I'm obsessed with
Project Runway. As in I wish Tim Gunn lived in my closet or was maybe a miniature real live human Christmas ornament I could hang on my tree.
I'm really kind of obsessed with any reality show where people have to be good at something (I'm judging you,
Big Brother, oh yes I am) but this is especially true of
Project Runway, probably because there's a majorly creative element that you don't see in a straight up singing show (I love those too, though.)
Anyway, a few days ago I stumbled across something that tickled me as both a writer and a blogger, which is
a recap blog by previous Project Runway contestants, all of whom I remember and (mostly) enjoy (not you, Laura Bennett, Mistress Meany Pants of Stuckupington).
Five former contestants from different seasons weigh in on each episode and it fascinates me to see what each of them focuses on and how they communicate it. Most of them blog exactly like I remember their personalities being on the show, except for Mychael Knight (Mr. Atlanta Urban) who comes off differently than I would have expected. The differences start with their titles, when all five of them are blogging the same episode but range from "When the Sheet Hits the Fan" to "Project Runway 9 Premiere Episode Recap."
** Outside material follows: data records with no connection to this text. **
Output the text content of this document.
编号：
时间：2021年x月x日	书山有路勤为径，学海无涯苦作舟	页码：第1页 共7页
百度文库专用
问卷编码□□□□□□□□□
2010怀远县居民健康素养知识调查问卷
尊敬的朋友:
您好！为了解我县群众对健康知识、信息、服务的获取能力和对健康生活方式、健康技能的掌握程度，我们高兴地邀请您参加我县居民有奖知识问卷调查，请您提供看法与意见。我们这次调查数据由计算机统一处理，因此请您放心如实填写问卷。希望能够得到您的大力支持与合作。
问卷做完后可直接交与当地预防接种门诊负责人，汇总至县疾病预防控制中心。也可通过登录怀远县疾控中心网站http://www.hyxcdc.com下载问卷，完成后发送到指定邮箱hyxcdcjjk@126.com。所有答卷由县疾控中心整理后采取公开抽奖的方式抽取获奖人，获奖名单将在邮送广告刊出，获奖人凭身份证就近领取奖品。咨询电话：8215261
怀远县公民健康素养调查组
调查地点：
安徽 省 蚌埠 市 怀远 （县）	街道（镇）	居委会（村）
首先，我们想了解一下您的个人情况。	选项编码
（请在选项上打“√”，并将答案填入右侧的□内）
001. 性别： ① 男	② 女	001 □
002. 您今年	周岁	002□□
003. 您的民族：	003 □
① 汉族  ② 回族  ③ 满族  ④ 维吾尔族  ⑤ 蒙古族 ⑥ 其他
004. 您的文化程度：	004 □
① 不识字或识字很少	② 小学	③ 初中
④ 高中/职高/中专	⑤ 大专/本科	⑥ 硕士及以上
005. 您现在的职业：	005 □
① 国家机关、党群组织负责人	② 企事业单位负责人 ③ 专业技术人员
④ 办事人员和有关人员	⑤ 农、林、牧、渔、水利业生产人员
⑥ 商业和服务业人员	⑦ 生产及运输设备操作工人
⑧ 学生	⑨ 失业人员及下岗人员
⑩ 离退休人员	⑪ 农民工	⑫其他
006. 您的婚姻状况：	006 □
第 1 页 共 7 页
And then you move to the opening lines. Some go for more of a fact by fact summary and some are clearly trying to entertain you. Check out the opening lines from each blog:
Peach Carr starts this way:
Well, kids ... time to take a shot of pity-party mouthwash and rinse out the bad taste that the Season 8 Project Runway finale shocker left in your mouths. But Mychael Knight starts this way:
I'm baaaaack! This time as a spectator of this fascinating fashion menagerie of "Project Runway," I finally get a chance to be on the administering end of the comments, thoughts and constructive/creative critiques.Nick Verreos starts this way:
Gather your friends, uncork the red wine, get some crudités and put your best skinny jeans onAnd then you've got Laura Bennett:
The season starts out with a sort of designer speed dating where we get a quick meet-and-greet of 20 potential contestants. And finally Johnathan Kayne:
Ladies and gentlemen, start your sewing machines and get ready!!!!!!! "
See? Totally different voices from the very first sentence. Laura's lucky I stuck around after her boring first sentence but she ended up making some interesting points. Peach is the one I'd most want to share a couch with to watch this on the DVR. Nick is who my coolest friends would hang out with. Johnathan (from the dramatic spelling of his name all the way down the line) is just trying to dang hard. And Mychael? Meh.
I sometimes judge a book by it's cover but I
always judge a book by it's first paragraph. My husband buys his books almost exclusively based on that criteria. He says the master is Chuck Palahnuik. (Yes, I'm too lazy to Google the correct spelling. SORRY.)
But I can't go forward with a story until I have a great first line. It can and often does change later but those are the ones that are burned into my memory because I just loved them so much when they came to me.
From
The List: I needed Matt Gibson in a bad way.
From
Not My Type: A handful of mayonnaise makes a decent projectile in a pinch.
From
Belles and Beaux: There's gross and then there's
gross.From
Twitterpated: The rolled up yoga mat bounced off of my roommate's head with a satisfying thwack.
That last one will change, but see what I mean? I love a great first line.
Hook me, baby, and I won't even fight it when you reel me in.